Is it too soon to be celebrating correct 2019 predictions?
Earlier in the week I predicted that the Euro would fall against the US dollar, and indeed over the past week it has fallen mightily from 1.154 to 1.139, which is one of the strongest reversals in a long time.
In January 2018, the Euro peaked at 1.224 against the dollar after making a low of 1.05 in December 2016. The concern was that inflation due to the tax cuts and tariffs would cause inflation and hurt the US dollar, but the inflation never came, as I correctly predicted. As I observed in 2017, tax cuts are possibly deflationary, not inflationary as commonly believed. The reason is because tax cuts mainly go to the wealthy, who pay the most in taxes, and the proceeds from the tax cuts are mostly invested in assets such as stocks and bonds, saved, or used to pay-down debts, effectively acting as a sort of QE program. Very little of the money actually goes into the economy as economic activity such as retail spending or lending. The tariffs also did not create inflation because what ended up happening was, the US dollar–due to the flight to safety phenomenon–gained, which put deflationary pressure and increased China’s incentive to the trade with the US, negating both inflation and fears of a trade war. The tariffs effectively had the exact opposite consequence as expected. Who saw that coming? I did but no one else.
Second, Brexit failed as predicted. Good riddance. The whole thing was a mess from the onset due to May’s incompetence. Maybe try again in a few years if competent people are in charge for a change.

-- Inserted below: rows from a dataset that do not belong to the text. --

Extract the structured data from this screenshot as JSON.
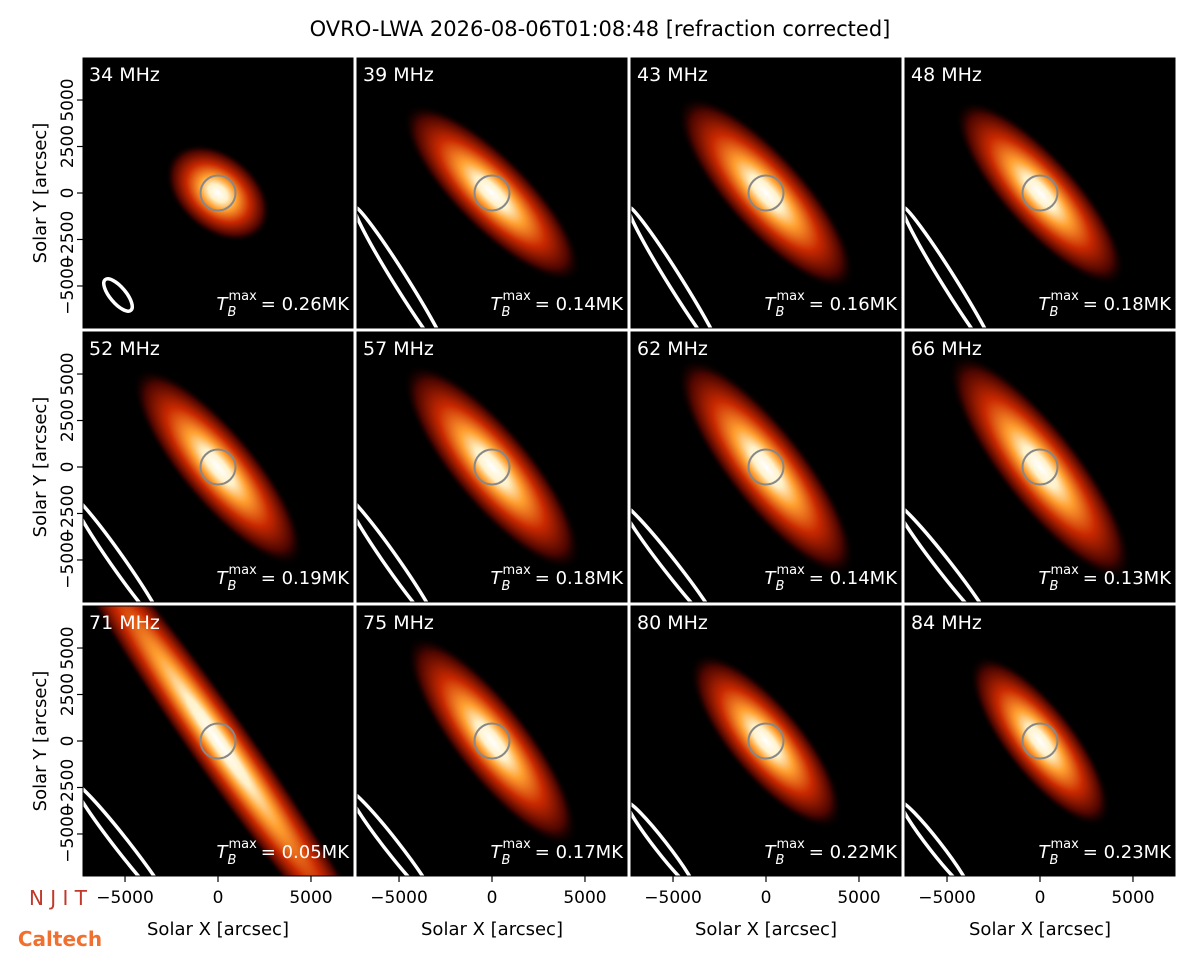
{
  "title": "OVRO-LWA 2026-08-06T01:08:48 [refraction corrected]",
  "x_label": "Solar X [arcsec]",
  "y_label": "Solar Y [arcsec]",
  "xlim": [
    -7260,
    7260
  ],
  "ylim": [
    -7260,
    7260
  ],
  "xticks": [
    {
      "value": -5000,
      "label": "−5000"
    },
    0,
    5000
  ],
  "yticks": [
    {
      "value": -5000,
      "label": "−5000"
    },
    {
      "value": -2500,
      "label": "−2500"
    },
    0,
    2500,
    5000
  ],
  "tb_symbol": "T",
  "tb_sub": "B",
  "tb_sup": "max",
  "panels": [
    {
      "frequency": "34 MHz",
      "tb_value": "= 0.26MK"
    },
    {
      "frequency": "39 MHz",
      "tb_value": "= 0.14MK"
    },
    {
      "frequency": "43 MHz",
      "tb_value": "= 0.16MK"
    },
    {
      "frequency": "48 MHz",
      "tb_value": "= 0.18MK"
    },
    {
      "frequency": "52 MHz",
      "tb_value": "= 0.19MK"
    },
    {
      "frequency": "57 MHz",
      "tb_value": "= 0.18MK"
    },
    {
      "frequency": "62 MHz",
      "tb_value": "= 0.14MK"
    },
    {
      "frequency": "66 MHz",
      "tb_value": "= 0.13MK"
    },
    {
      "frequency": "71 MHz",
      "tb_value": "= 0.05MK"
    },
    {
      "frequency": "75 MHz",
      "tb_value": "= 0.17MK"
    },
    {
      "frequency": "80 MHz",
      "tb_value": "= 0.22MK"
    },
    {
      "frequency": "84 MHz",
      "tb_value": "= 0.23MK"
    }
  ],
  "logos": {
    "njit": "N J I T",
    "caltech": "Caltech"
  }
}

The S&P 500 keeps going up, now at 2620, which is a gain of over 11% from its low of 2350 three weeks ago when everyone was all concerned about Trump, recession, the Fed, and the shutdown. The shutdown has so far had no negative effect on the economy.

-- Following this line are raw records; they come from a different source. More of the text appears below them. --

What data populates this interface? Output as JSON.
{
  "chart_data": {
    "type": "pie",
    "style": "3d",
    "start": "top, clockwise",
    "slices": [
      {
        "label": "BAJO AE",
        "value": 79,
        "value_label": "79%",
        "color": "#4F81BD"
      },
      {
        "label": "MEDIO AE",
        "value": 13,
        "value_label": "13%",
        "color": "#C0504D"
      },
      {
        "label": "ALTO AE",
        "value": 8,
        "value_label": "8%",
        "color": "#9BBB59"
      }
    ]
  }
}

Emphatically agree. Although economic analysis is backward looking, it makes a good case. Foreign economies keep suffering from slowness, uncertainty, stagnation, and other problems, but the America is , comparatively speaking, immune to those same problems. America’s private sector, intellectual property, and consumer spending is strong and autonomous enough that it can weather the antics from Washington. Trump cannot and does not want to disrupt the economy much. The media keeps conflating right-wing cultural populism with left-wing economic populism, as if Trump’s populism and Sander’s populism are cut from the same cloth. Trump’s brand of populism is good or neutral for the economy and stock market, unlike left-wing economic populism which is bad. This is why the liberal media was so wrong in predicting that Trump and Brexit would be bad for the stock market.
The belief that knowledge can be obtained by reason alone by seem absurd to some, but once you understand how the world works and economics works, than you cannot help but to be right most of the time. It’s almost as natural as swimming or riding a bike.